CaptianBoomer said:
There is a further difference. The gas tax was not added to the cost of a gallon of gas during a downturn in the demand for gas. The airlines had to add this cost of "security" when they were dealing with record losses post 9/11. IMHO, the airlines were forced to chop the cost of flying to deal with an increasing amount of skittishness on the part of the public. They cut the cost of flying to create demand and now with the growth of low cost competition almost 5 years down the road we are still dealing with it.
Well, this is only partially true. While the security fee was indeed added during a severe downturn for the industry, the airlines were relieved of the direct cost of providing security screening at airports, which they had paid before September 11. I will not argue with the fact that they face other new security costs behind the scenes, though. However, I'd imagine that the airlines COULD have lobbied for a security tax that was based on a percentage of the cost of the ticket, rather than on the number of connections. Then again, this sort of scheme would have favored the LCC's with their lower average ticket prices. It seems ridiculous, though, to pay twice the security fee for a connecting itinerary when one rarely has to re-clear security at any major or LCC hub.
And the low-cost competition was there five years ago. WN invaded BWI well over a decade ago, AirTran/Valujet had a significant presence on the East Coast five years ago, and jetBlue was starting out and clearly had very strong backing. They're not going away, their costs are lower and will likely continue to be lower (in spite of pontifications to the contrary by certain pilots), and that is reality. jetBlue and Southwest make money on $99 trans-cons when you adjust their CASM for stage length.

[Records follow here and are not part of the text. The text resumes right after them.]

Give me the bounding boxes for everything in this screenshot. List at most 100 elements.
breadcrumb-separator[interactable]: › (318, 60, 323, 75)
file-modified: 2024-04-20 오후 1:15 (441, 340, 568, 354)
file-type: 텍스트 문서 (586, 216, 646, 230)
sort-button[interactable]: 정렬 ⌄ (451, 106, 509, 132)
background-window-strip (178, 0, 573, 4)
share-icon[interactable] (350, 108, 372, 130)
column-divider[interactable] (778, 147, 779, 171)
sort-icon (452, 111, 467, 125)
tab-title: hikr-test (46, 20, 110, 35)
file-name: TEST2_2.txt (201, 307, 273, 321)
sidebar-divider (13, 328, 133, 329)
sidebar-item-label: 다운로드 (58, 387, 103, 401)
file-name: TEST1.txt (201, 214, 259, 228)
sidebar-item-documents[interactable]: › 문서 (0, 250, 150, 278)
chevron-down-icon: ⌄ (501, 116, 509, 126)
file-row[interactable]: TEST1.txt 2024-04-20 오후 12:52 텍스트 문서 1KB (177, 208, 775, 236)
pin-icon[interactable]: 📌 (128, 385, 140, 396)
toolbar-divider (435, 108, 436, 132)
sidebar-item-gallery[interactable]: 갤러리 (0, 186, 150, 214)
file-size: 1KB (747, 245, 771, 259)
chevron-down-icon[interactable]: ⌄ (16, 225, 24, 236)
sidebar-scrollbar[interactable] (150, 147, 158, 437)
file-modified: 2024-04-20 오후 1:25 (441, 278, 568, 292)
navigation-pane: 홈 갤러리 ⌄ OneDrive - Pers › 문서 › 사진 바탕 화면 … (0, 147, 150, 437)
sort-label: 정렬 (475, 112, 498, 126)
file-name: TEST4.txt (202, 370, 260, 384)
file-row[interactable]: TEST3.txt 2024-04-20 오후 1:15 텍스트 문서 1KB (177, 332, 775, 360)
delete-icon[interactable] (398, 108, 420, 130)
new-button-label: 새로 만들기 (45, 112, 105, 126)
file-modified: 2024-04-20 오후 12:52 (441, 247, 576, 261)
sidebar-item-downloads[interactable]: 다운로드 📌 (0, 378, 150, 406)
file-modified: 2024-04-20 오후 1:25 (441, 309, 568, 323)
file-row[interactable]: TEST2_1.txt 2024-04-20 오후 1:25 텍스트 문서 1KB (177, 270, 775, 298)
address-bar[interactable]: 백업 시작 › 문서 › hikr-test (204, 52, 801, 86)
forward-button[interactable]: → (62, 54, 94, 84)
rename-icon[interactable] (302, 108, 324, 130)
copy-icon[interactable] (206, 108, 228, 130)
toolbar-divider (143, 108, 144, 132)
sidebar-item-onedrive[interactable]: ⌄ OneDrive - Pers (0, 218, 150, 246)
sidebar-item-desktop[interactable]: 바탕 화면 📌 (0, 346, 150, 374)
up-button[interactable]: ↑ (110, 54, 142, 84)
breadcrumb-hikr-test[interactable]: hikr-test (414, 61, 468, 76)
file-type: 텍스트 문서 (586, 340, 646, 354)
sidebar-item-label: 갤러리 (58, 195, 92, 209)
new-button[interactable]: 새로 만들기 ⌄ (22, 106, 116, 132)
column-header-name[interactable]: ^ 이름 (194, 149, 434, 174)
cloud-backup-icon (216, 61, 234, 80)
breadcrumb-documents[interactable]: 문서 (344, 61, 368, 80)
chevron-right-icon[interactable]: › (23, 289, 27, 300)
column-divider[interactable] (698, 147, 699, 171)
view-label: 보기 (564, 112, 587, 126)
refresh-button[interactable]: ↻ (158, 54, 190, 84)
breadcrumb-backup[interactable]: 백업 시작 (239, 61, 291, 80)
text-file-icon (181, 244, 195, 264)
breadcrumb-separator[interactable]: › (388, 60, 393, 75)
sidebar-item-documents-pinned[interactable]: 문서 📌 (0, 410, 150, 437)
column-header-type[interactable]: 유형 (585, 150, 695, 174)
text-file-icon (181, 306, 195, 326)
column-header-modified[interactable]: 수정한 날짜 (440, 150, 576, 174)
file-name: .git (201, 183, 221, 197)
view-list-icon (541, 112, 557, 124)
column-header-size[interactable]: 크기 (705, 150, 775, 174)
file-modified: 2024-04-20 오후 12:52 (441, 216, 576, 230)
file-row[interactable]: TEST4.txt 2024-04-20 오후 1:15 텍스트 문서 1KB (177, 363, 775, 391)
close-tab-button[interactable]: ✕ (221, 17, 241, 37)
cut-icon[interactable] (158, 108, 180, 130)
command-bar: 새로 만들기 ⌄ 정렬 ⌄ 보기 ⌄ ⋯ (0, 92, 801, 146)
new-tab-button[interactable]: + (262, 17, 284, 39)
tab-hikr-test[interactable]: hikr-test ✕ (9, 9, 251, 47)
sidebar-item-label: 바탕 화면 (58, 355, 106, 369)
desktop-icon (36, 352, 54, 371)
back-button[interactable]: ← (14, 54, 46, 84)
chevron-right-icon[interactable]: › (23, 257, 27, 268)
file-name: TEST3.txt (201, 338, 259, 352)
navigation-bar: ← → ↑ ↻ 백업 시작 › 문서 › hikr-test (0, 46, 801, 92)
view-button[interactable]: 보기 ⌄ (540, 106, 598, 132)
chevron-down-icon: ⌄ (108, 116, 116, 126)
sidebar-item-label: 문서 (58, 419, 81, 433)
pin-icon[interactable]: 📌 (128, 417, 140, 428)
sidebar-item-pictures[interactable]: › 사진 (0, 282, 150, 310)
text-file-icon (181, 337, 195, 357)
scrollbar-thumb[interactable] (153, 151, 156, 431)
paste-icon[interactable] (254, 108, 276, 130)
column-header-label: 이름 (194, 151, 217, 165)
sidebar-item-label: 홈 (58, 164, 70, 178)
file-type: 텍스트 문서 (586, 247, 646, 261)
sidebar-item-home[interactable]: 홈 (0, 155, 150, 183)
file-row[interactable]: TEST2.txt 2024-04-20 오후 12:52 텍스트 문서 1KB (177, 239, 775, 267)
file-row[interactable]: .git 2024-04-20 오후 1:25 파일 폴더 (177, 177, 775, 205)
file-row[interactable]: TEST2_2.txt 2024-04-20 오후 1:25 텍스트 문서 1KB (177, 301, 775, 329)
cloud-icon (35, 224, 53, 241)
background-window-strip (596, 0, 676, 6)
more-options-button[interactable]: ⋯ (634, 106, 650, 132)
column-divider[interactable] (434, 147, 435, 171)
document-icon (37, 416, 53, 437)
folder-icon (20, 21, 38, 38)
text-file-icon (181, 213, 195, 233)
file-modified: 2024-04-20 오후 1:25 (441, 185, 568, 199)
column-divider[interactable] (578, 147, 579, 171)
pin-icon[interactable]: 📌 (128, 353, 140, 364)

As far as them raising fares, I think the airline business is heading more and more into a "commodity" pricing environment. If all the airlines raised fares $20 bucks with 500 million travelers per year equals $ 10 bil in revenue. That makes the industry profitable. Now I am not advocating the poor bastard who pays $2000 to go from PHL-LAX pay an extra 20. I am advocating that the lowest leisure fares come up to a level that will support the industry. Will you lose a few passengers? Possibly, and even probable. Since the airlines will have to increasingly depend on the leisure traveller to make a go of it, they will have to start to provide some service as well.
For many people, air travel always has been a commodity -- the primary concern is getting from Point A to Point B safely and on time. In-flight amenities can justify some premium (more on longer flights), but many of the folks paying for expensive tickets only do so when they themselves are not footing the bill. And the cutbacks by the legacy carriers have put their service on the same level as Southwest (or lower) aside from the dubious advantage of seat assignments.
And yes, you will see significantly fewer people traveling if you were to raise all tickets by $20. For a family of four, that $80 difference might well make them choose to drive instead, or a college student might take one fewer trips home given a limited budget. Raising fares by $20 on a route like the Shuttle would basically be equal to giving more passengers to the Acela.
In any case, the other legacy carriers have little interest in helping out US Airways or each other, since it is clear that there must be some consolidation in the market in the medium term.